Last year, I penned the afterward to Robert Buccellato’s excellent Florida History timepiece, Finding Dan McCarty focusing on the Governorship of Leroy Collins, who took the unfulfilled McCarty mantle and promise, and made Florida a modern state.
I have in the past focused much my analysis on Collins’ views toward improving Florida’s business climate and had long chalked off his courage in opposing hard-edged racism which was prevalent in neighboring states and among the vast majority of Florida legislators as a more conservative pro-business position.

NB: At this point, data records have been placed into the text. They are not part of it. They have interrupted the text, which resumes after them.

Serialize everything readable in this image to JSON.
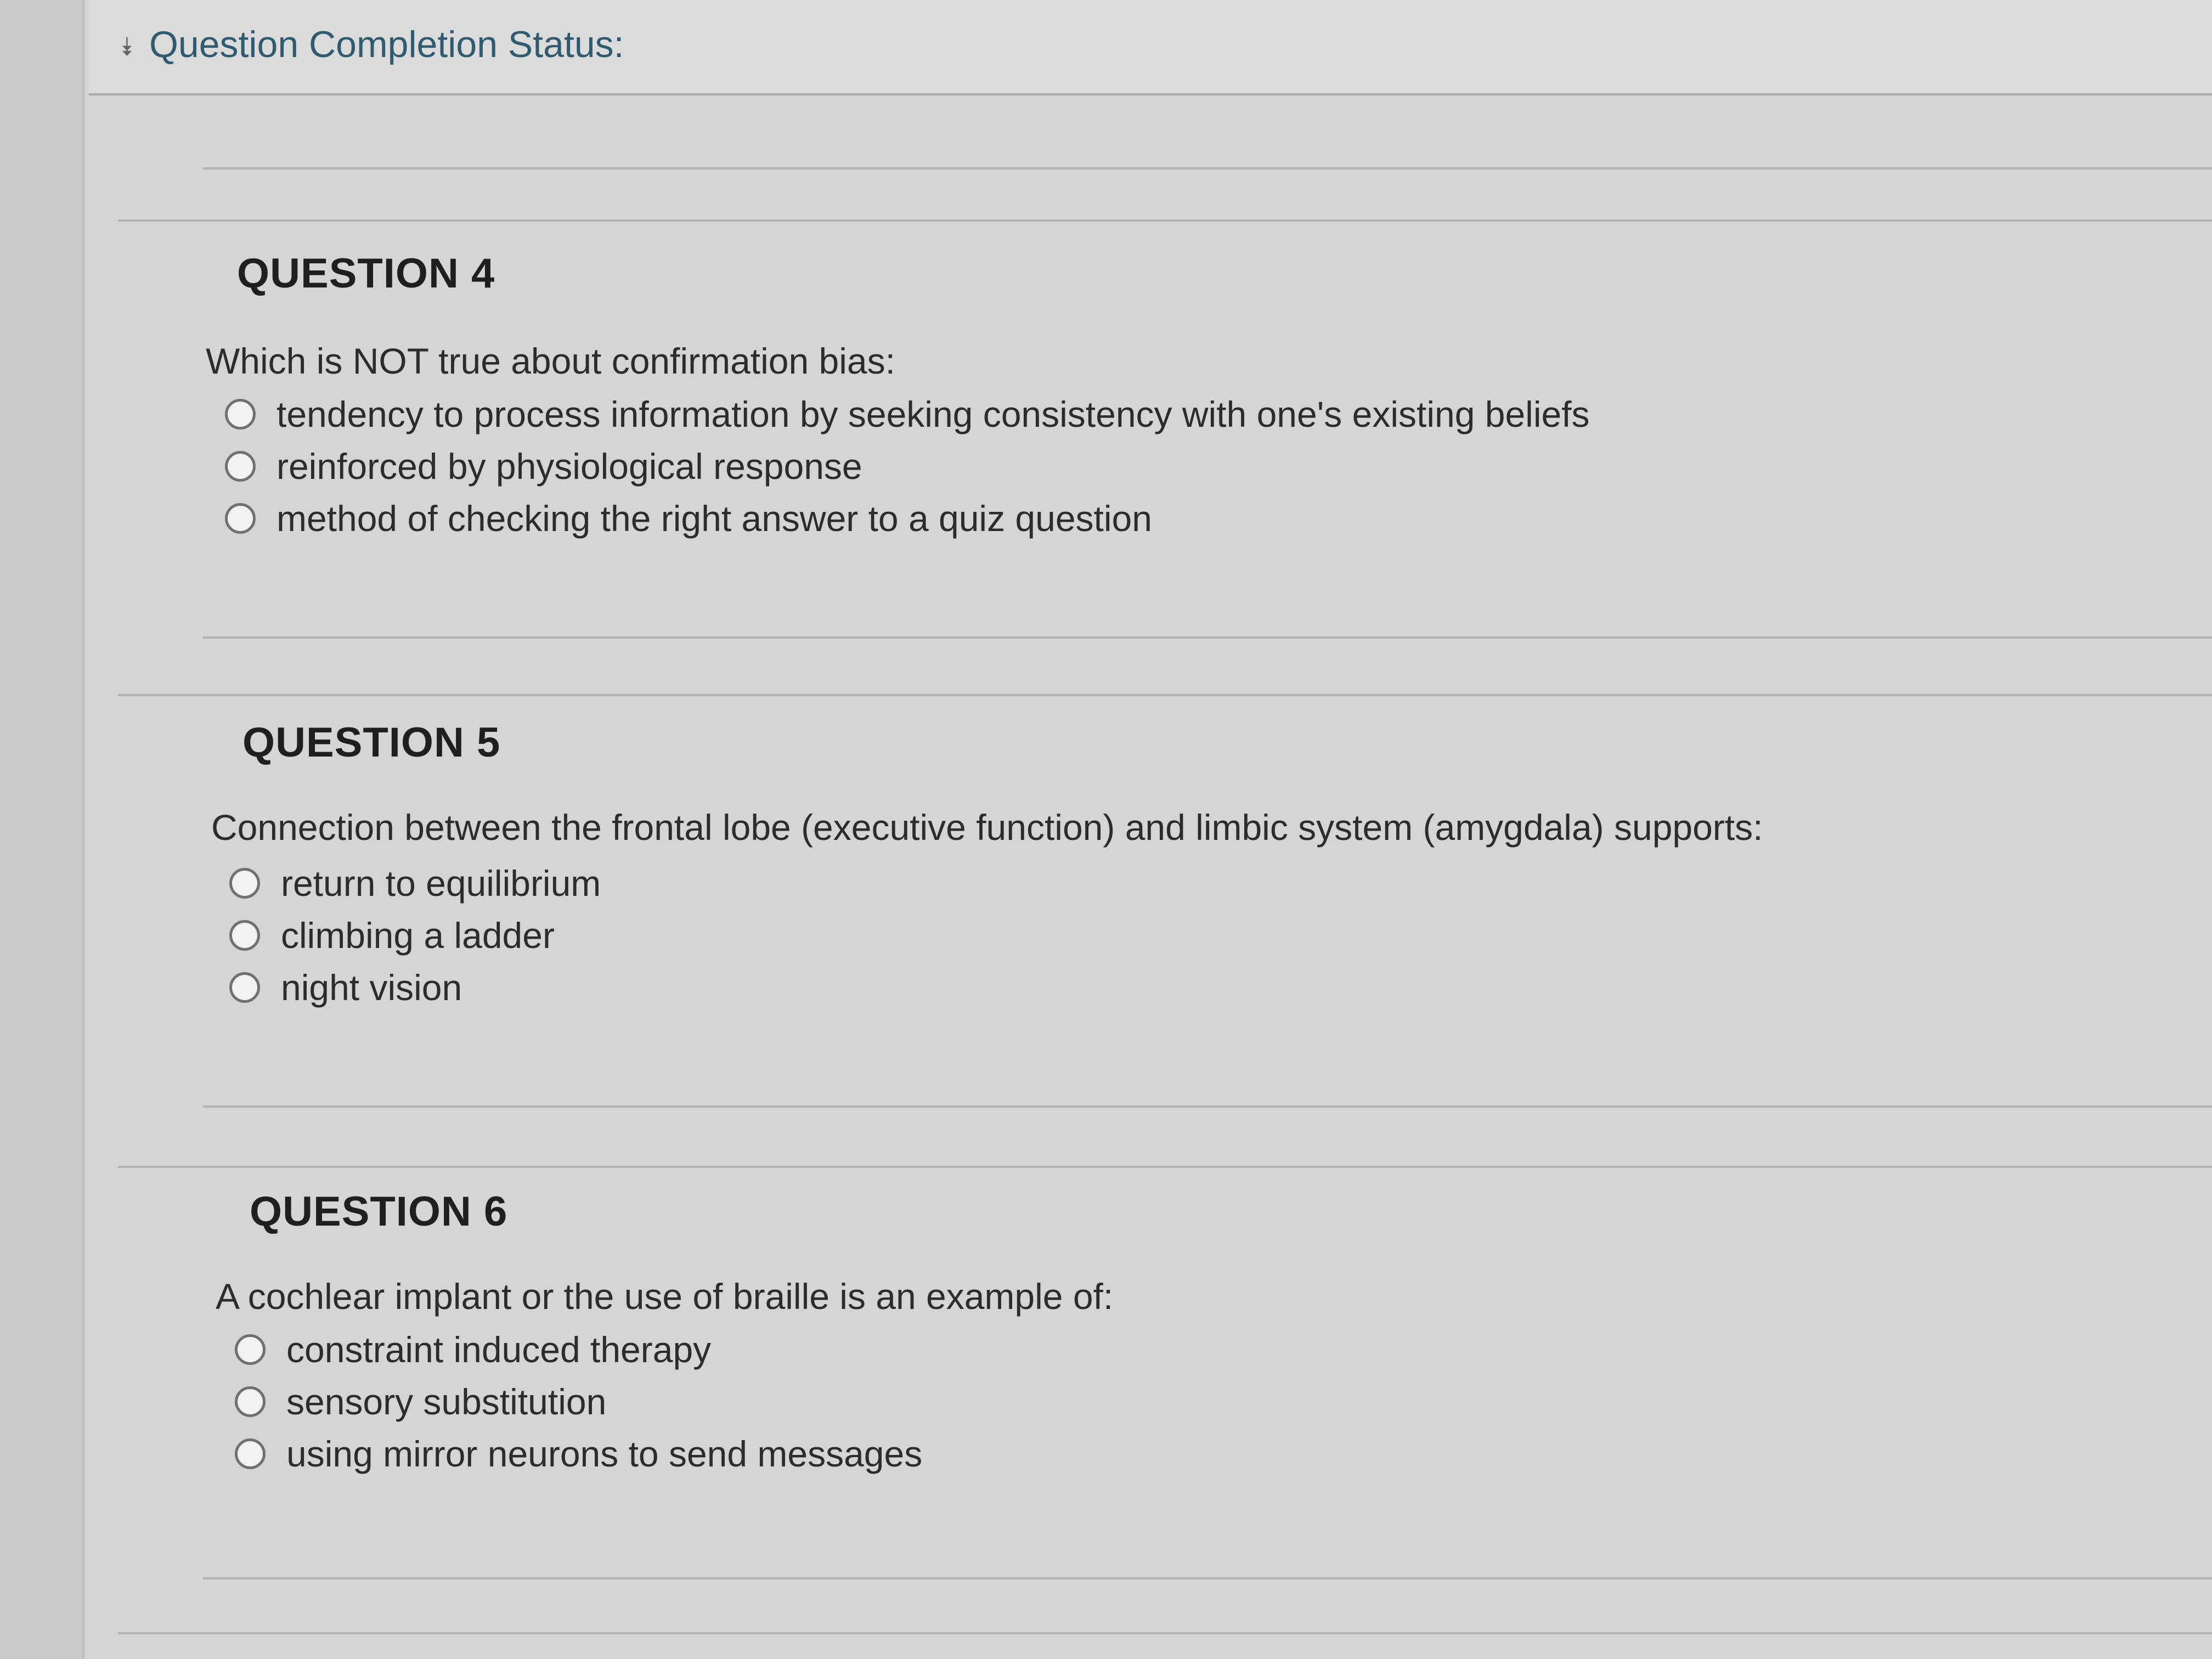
{
  "status": {
    "label": "Question Completion Status:",
    "toggle_icon": "double-chevron-down-icon"
  },
  "questions": [
    {
      "title": "QUESTION 4",
      "prompt": "Which is NOT true about confirmation bias:",
      "options": [
        {
          "label": "tendency to process information by seeking consistency with one's existing beliefs",
          "selected": false
        },
        {
          "label": "reinforced by physiological response",
          "selected": false
        },
        {
          "label": "method of checking the right answer to a quiz question",
          "selected": false
        }
      ]
    },
    {
      "title": "QUESTION 5",
      "prompt": "Connection between the frontal lobe (executive function) and limbic system (amygdala) supports:",
      "options": [
        {
          "label": "return to equilibrium",
          "selected": false
        },
        {
          "label": "climbing a ladder",
          "selected": false
        },
        {
          "label": "night vision",
          "selected": false
        }
      ]
    },
    {
      "title": "QUESTION 6",
      "prompt": "A cochlear implant or the use of braille is an example of:",
      "options": [
        {
          "label": "constraint induced therapy",
          "selected": false
        },
        {
          "label": "sensory substitution",
          "selected": false
        },
        {
          "label": "using mirror neurons to send messages",
          "selected": false
        }
      ]
    }
  ]
}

After all conservative businessmen in the south who had a global view wisely realized the image of their home region was prohibitive to integrating fully in the American economy. Collins careful cultivation of growing southeast Florida against populist and pork chopper instincts in the rest of the state allowed him to help change Florida’s image and improve prospects for northern businessmen to invest in the state. Collins was even on the cover of Time Magazine, and had convinced Howard Hughes to invest heavily in developing an aerospace campus in Miami, but that eventually fell through. Identification of who was “liberal” and who was “conservative” by political writers has often focused primarily on the race issue when it came to Florida – but I had long felt Collins instincts weren’t born out of liberalism but practical moderation and his strong sense of right and wrong thanks to religion. Collins’ finest moment as Governor was delivered on May 2, 1957 when he vetoed the legislature’s resolution of “Interposition,” which would have essentially allowed Florida to defy US Supreme Court rulings (and in the future perhaps the Civil Rights Act of 1957 which was passed in a watered-down form and signed by President Eisenhower the midst of the Little Rock crisis )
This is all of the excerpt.